Écoles proches des attentats : « pas de traumatisme direct », un « sentiment d’insécurité »

Publié le 18 novembre 2015 à 13h39 - par

« Pas de traumatisme direct » détecté parmi des enfants des écoles parisiennes maternelle et élémentaire Parmentier, proches de deux lieux des attentats de vendredi, mais un « sentiment d’insécurité », explique Annick Grégoire, psychologue de la cellule d’urgence de l’Académie de Paris.

attentats et école

QUESTION : Comment avez-vous procédé lundi dans ces écoles voisines du restaurant Le Petit Cambodge et du bar Le Carillon ?

RÉPONSE : « La cellule d’urgence, constituée de moi-même et du médecin de l’école, a eu une première réunion à 07H30 avec les équipes des écoles pour préparer l’accueil des enfants et répondre aux questions des enseignants, un peu inquiets. Ensuite, nous essayons d’évaluer les urgences. Les enseignants ont repéré, parmi les remarques ou les questions des enfants, ceux qui disaient être sur place, habiter à proximité. Ça repose sur leur regard vigilant, il y a des signes qu’ils peuvent observer, comme des enfants particulièrement agités, ou dans une tristesse profonde.

Ensuite, nous avons mis en place soit des entretiens individuels, soit des petits groupes de parole n’excédant pas trois-quatre enfants, en s’assurant qu’ils aient vécu à peu près la même chose.

On est là pour les aider à mettre des mots sur des émotions, et après ce qui peut donner du sens à cet événement, puis trouver des éléments qui les rassurent, comme le plan Vigipirate renforcé ».

Q : Ces enfants ont-ils eu des proches blessés, ont-ils assisté à des scènes violentes ?

R : « Par chance, il n’y a pas de blessés directement dans les familles. Par contre, tous habitent à une extrême proximité de deux attaques. Les enfants que nous avons vus en priorité ont entendu des coups de feu, certains se sont mis à la fenêtre, d’autres sont descendus pour remonter très vite se cacher, ils ont entendu les secours arriver, la police, etc. Un véhicule de police barre la rue juste devant l’école, ils peuvent passer régulièrement devant le Petit Cambodge.
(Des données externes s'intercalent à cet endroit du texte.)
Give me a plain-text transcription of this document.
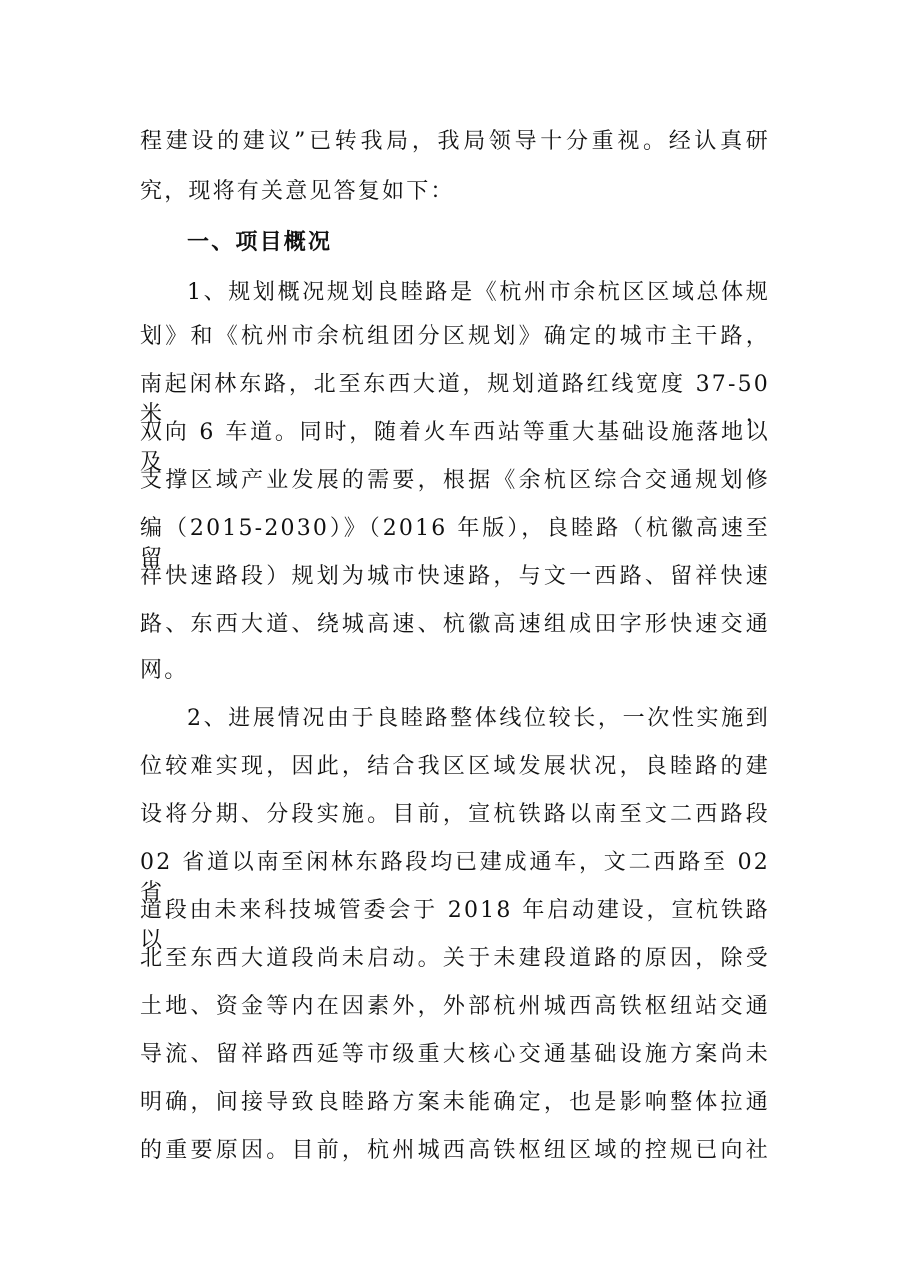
程建设的建议”已转我局，我局领导十分重视。经认真研
究，现将有关意见答复如下：
一、项目概况
1、规划概况规划良睦路是《杭州市余杭区区域总体规
划》和《杭州市余杭组团分区规划》确定的城市主干路，
南起闲林东路，北至东西大道，规划道路红线宽度 37-50 米，
双向 6 车道。同时，随着火车西站等重大基础设施落地以及
支撑区域产业发展的需要，根据《余杭区综合交通规划修
编（2015-2030）》（2016 年版），良睦路（杭徽高速至留
祥快速路段）规划为城市快速路，与文一西路、留祥快速
路、东西大道、绕城高速、杭徽高速组成田字形快速交通
网。
2、进展情况由于良睦路整体线位较长，一次性实施到
位较难实现，因此，结合我区区域发展状况，良睦路的建
设将分期、分段实施。目前，宣杭铁路以南至文二西路段
02 省道以南至闲林东路段均已建成通车，文二西路至 02 省
道段由未来科技城管委会于 2018 年启动建设，宣杭铁路以
北至东西大道段尚未启动。关于未建段道路的原因，除受
土地、资金等内在因素外，外部杭州城西高铁枢纽站交通
导流、留祥路西延等市级重大核心交通基础设施方案尚未
明确，间接导致良睦路方案未能确定，也是影响整体拉通
的重要原因。目前，杭州城西高铁枢纽区域的控规已向社
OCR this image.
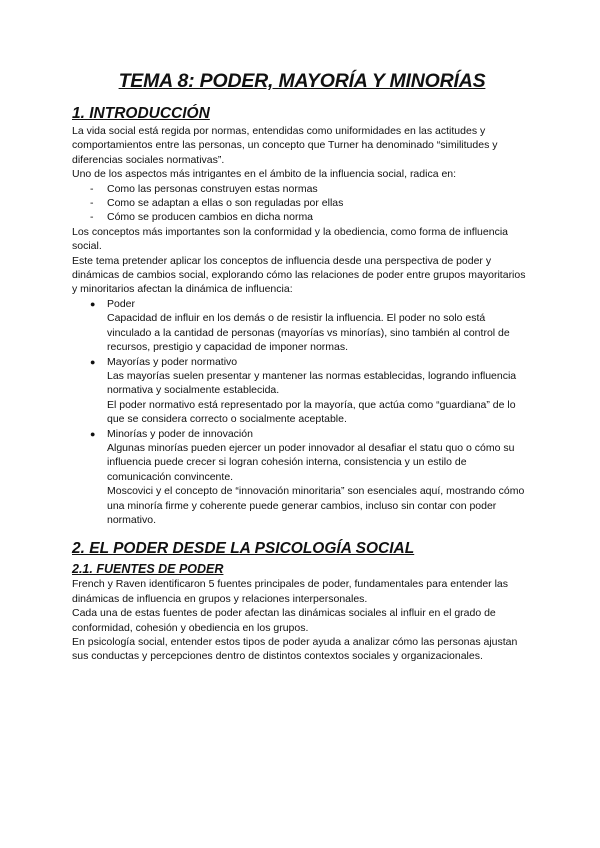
TEMA 8: PODER, MAYORÍA Y MINORÍAS
1. INTRODUCCIÓN

La vida social está regida por normas, entendidas como uniformidades en las actitudes y comportamientos entre las personas, un concepto que Turner ha denominado “similitudes y diferencias sociales normativas”.

Uno de los aspectos más intrigantes en el ámbito de la influencia social, radica en:

- Como las personas construyen estas normas
- Como se adaptan a ellas o son reguladas por ellas
- Cómo se producen cambios en dicha norma

Los conceptos más importantes son la conformidad y la obediencia, como forma de influencia social.

Este tema pretender aplicar los conceptos de influencia desde una perspectiva de poder y dinámicas de cambios social, explorando cómo las relaciones de poder entre grupos mayoritarios y minoritarios afectan la dinámica de influencia:

● Poder

Capacidad de influir en los demás o de resistir la influencia. El poder no solo está vinculado a la cantidad de personas (mayorías vs minorías), sino también al control de recursos, prestigio y capacidad de imponer normas.

● Mayorías y poder normativo

Las mayorías suelen presentar y mantener las normas establecidas, logrando influencia normativa y socialmente establecida.

El poder normativo está representado por la mayoría, que actúa como “guardiana” de lo que se considera correcto o socialmente aceptable.

● Minorías y poder de innovación

Algunas minorías pueden ejercer un poder innovador al desafiar el statu quo o cómo su influencia puede crecer si logran cohesión interna, consistencia y un estilo de comunicación convincente.

Moscovici y el concepto de “innovación minoritaria” son esenciales aquí, mostrando cómo una minoría firme y coherente puede generar cambios, incluso sin contar con poder normativo.

2. EL PODER DESDE LA PSICOLOGÍA SOCIAL
2.1. FUENTES DE PODER

French y Raven identificaron 5 fuentes principales de poder, fundamentales para entender las dinámicas de influencia en grupos y relaciones interpersonales.

Cada una de estas fuentes de poder afectan las dinámicas sociales al influir en el grado de conformidad, cohesión y obediencia en los grupos.

En psicología social, entender estos tipos de poder ayuda a analizar cómo las personas ajustan sus conductas y percepciones dentro de distintos contextos sociales y organizacionales.
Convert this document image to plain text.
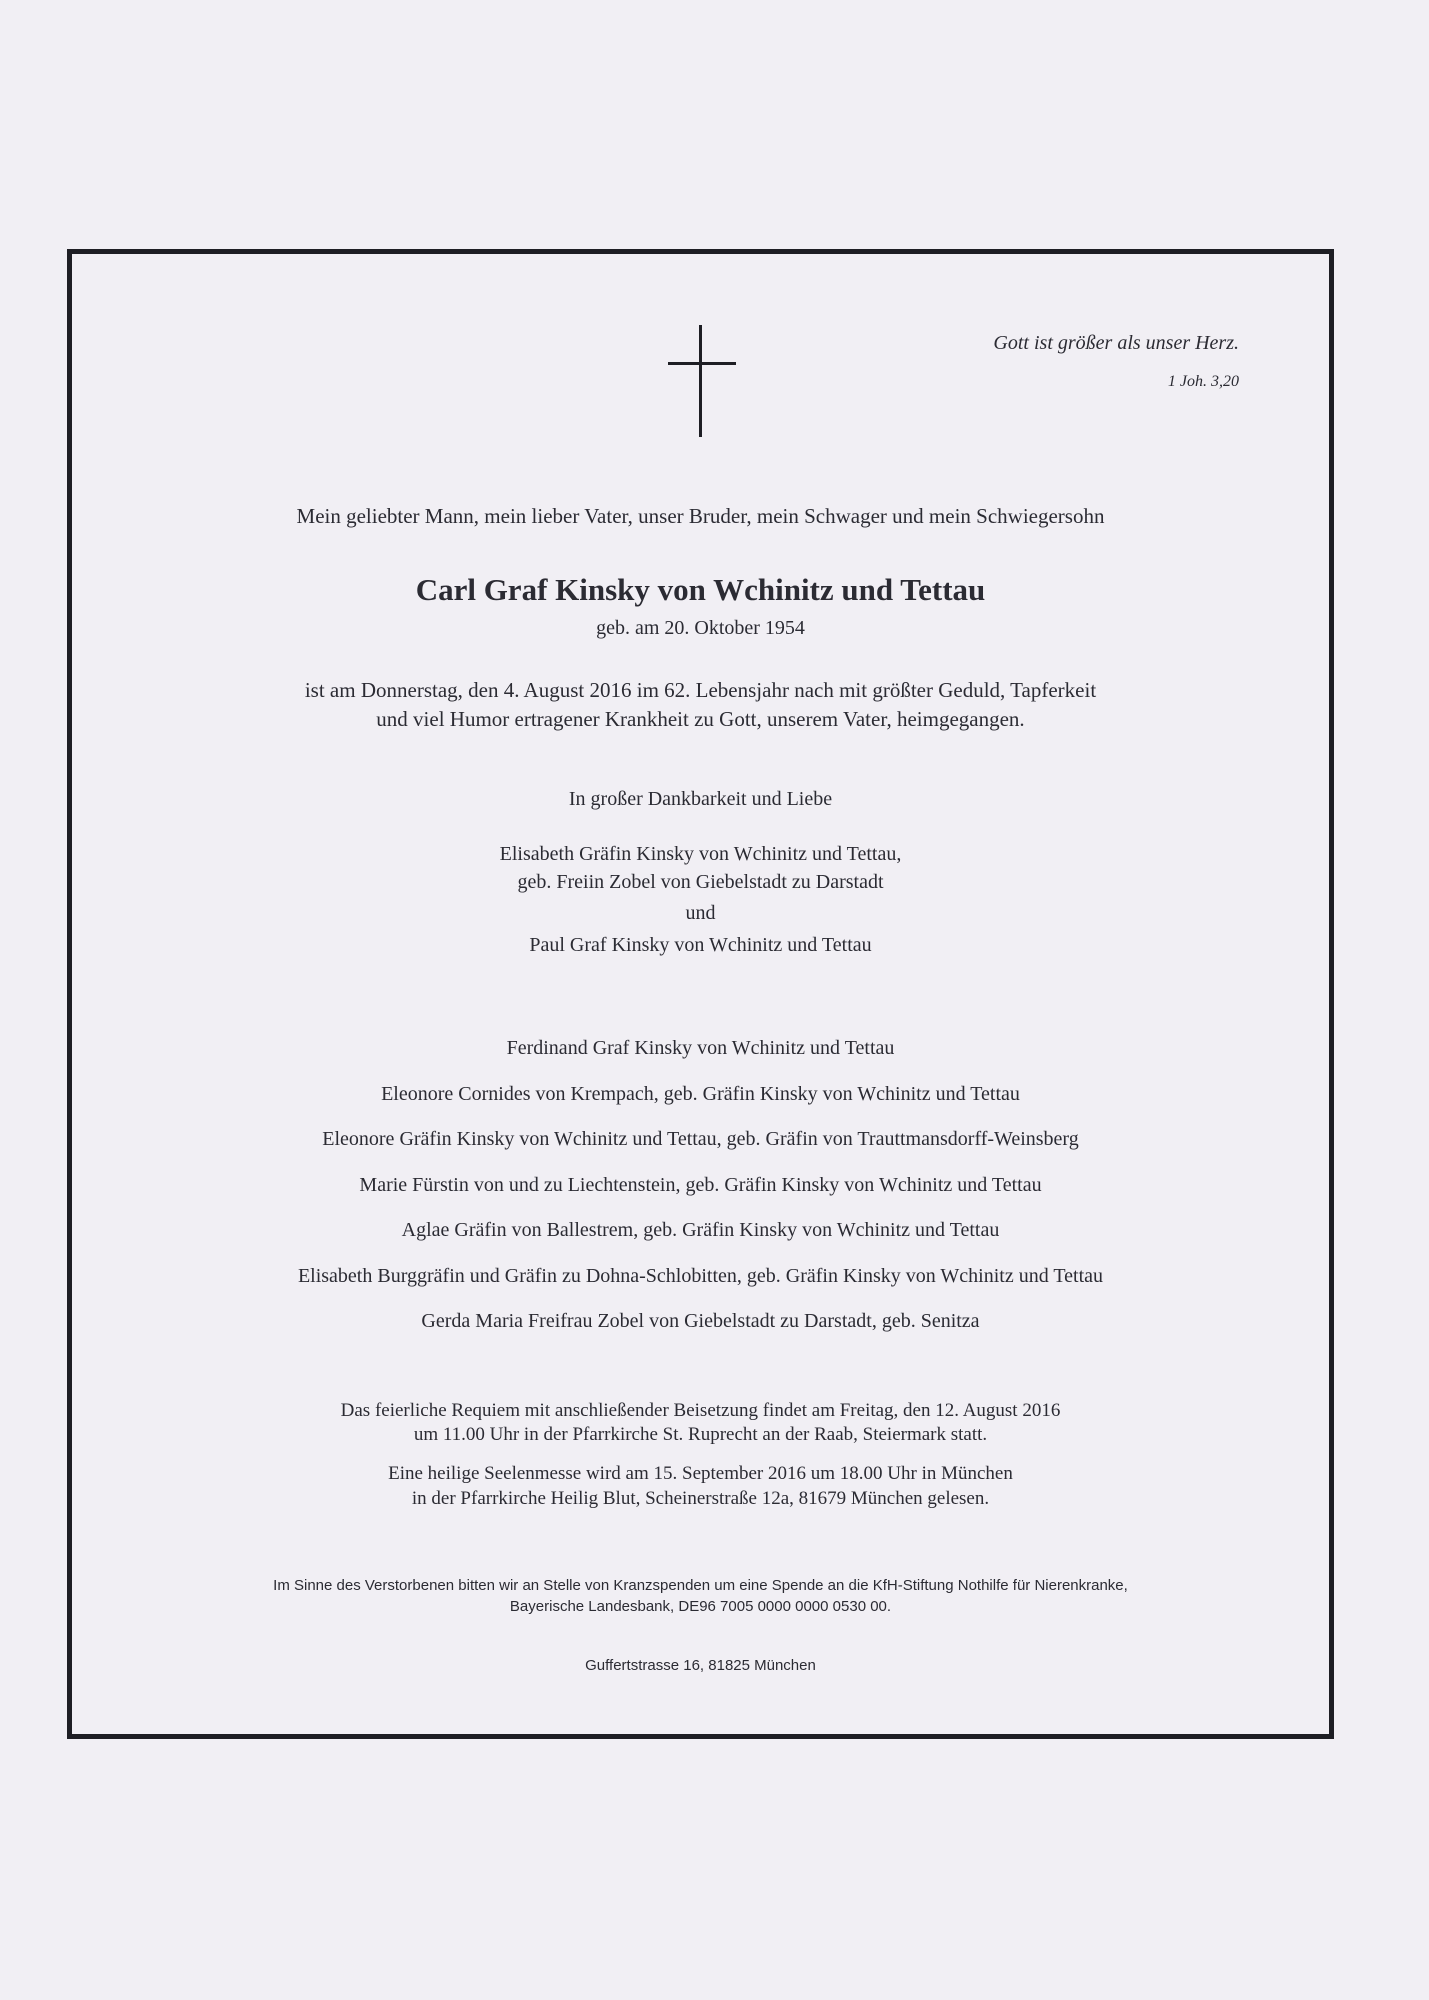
Gott ist größer als unser Herz.
1 Joh. 3,20
Mein geliebter Mann, mein lieber Vater, unser Bruder, mein Schwager und mein Schwiegersohn
Carl Graf Kinsky von Wchinitz und Tettau
geb. am 20. Oktober 1954
ist am Donnerstag, den 4. August 2016 im 62. Lebensjahr nach mit größter Geduld, Tapferkeit
und viel Humor ertragener Krankheit zu Gott, unserem Vater, heimgegangen.
In großer Dankbarkeit und Liebe
Elisabeth Gräfin Kinsky von Wchinitz und Tettau,
geb. Freiin Zobel von Giebelstadt zu Darstadt
und
Paul Graf Kinsky von Wchinitz und Tettau
Ferdinand Graf Kinsky von Wchinitz und Tettau
Eleonore Cornides von Krempach, geb. Gräfin Kinsky von Wchinitz und Tettau
Eleonore Gräfin Kinsky von Wchinitz und Tettau, geb. Gräfin von Trauttmansdorff-Weinsberg
Marie Fürstin von und zu Liechtenstein, geb. Gräfin Kinsky von Wchinitz und Tettau
Aglae Gräfin von Ballestrem, geb. Gräfin Kinsky von Wchinitz und Tettau
Elisabeth Burggräfin und Gräfin zu Dohna-Schlobitten, geb. Gräfin Kinsky von Wchinitz und Tettau
Gerda Maria Freifrau Zobel von Giebelstadt zu Darstadt, geb. Senitza
Das feierliche Requiem mit anschließender Beisetzung findet am Freitag, den 12. August 2016
um 11.00 Uhr in der Pfarrkirche St. Ruprecht an der Raab, Steiermark statt.
Eine heilige Seelenmesse wird am 15. September 2016 um 18.00 Uhr in München
in der Pfarrkirche Heilig Blut, Scheinerstraße 12a, 81679 München gelesen.
Im Sinne des Verstorbenen bitten wir an Stelle von Kranzspenden um eine Spende an die KfH-Stiftung Nothilfe für Nierenkranke,
Bayerische Landesbank, DE96 7005 0000 0000 0530 00.
Guffertstrasse 16, 81825 München
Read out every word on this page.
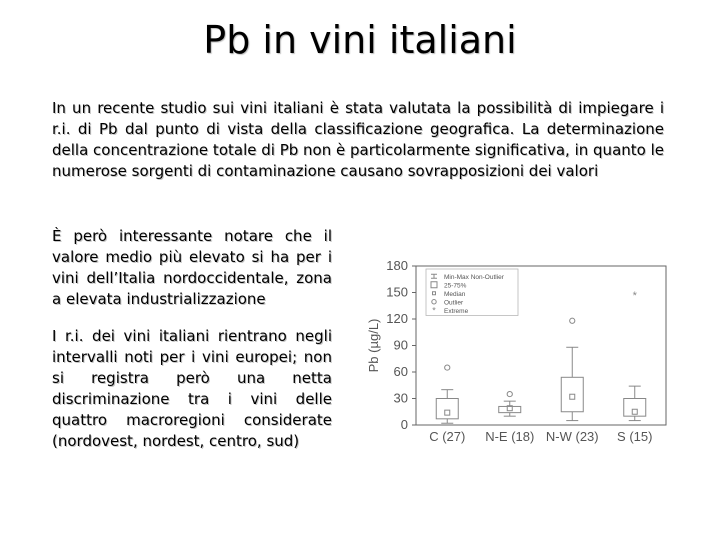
Pb in vini italiani
In un recente studio sui vini italiani è stata valutata la possibilità di impiegare i r.i. di Pb dal punto di vista della classificazione geografica. La determinazione della concentrazione totale di Pb non è particolarmente significativa, in quanto le numerose sorgenti di contaminazione causano sovrapposizioni dei valori
È però interessante notare che il valore medio più elevato si ha per i vini dell’Italia nordoccidentale, zona a elevata industrializzazione
I r.i. dei vini italiani rientrano negli intervalli noti per i vini europei; non si registra però una netta discriminazione tra i vini delle quattro macroregioni considerate (nordovest, nordest, centro, sud)
0
30
60
90
120
150
180
Pb (µg/L)
C (27) N-E (18) N-W (23)
*
S (15)
Min-Max Non-Outlier
25-75%
Median
Outlier
* Extreme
Il n’y a pas de traumatisme direct, pour le moment je n’ai pas vu d’enfant qui dise avoir vu des cadavres. Mais l’émotion est très forte pour certains, qui ont craint pour un parent dehors à ce moment-là. Ce qui émerge le plus, c’est le sentiment d’insécurité, certains disent ne pas avoir eu envie de sortir le week-end. Les parents les ont rassurés pour certains, ont su mettre des mots. Autres émotions, la tristesse et l’incompréhension. La plupart se sentent en sécurité à leur domicile et à l’école, mais ont peur pour leurs parents, leur fratrie. Ils parlent de cauchemars, réveils nocturnes, difficultés d’endormissement, certains de mal au ventre. D’autres ont retrouvé le lit de papa et maman.

Beaucoup peuvent dire aussi tout ce qu’ils ont remarqué en termes de fraternité : les gens portent secours, apportent du sang, les médecins interviennent. Apporter une bougie, un bouquet de fleurs, fait partie de ce qu’ils ressentent comme de la solidarité.

L’essentiel des enfants ont été plutôt protégés par leurs parents, qui ont su leur déconseiller de regarder la télé ou d’écouter la radio, ce qui n’était pas le cas des attentats de janvier ».

Q : Combien de temps dure ce type de cellule ?

R : « Pour le moment, la cellule reste en place mardi, ensuite, on évalue. On peut se déplacer, revenir plus tard. La cellule a comme objectif que les enfants aillent mieux, il y a une immédiateté, mais il faut aussi que l’école retrouve un fonctionnement normal. Or plus on est présent, plus on rappelle aux élèves les événements ».

Propos recueillis par Andrea Graells.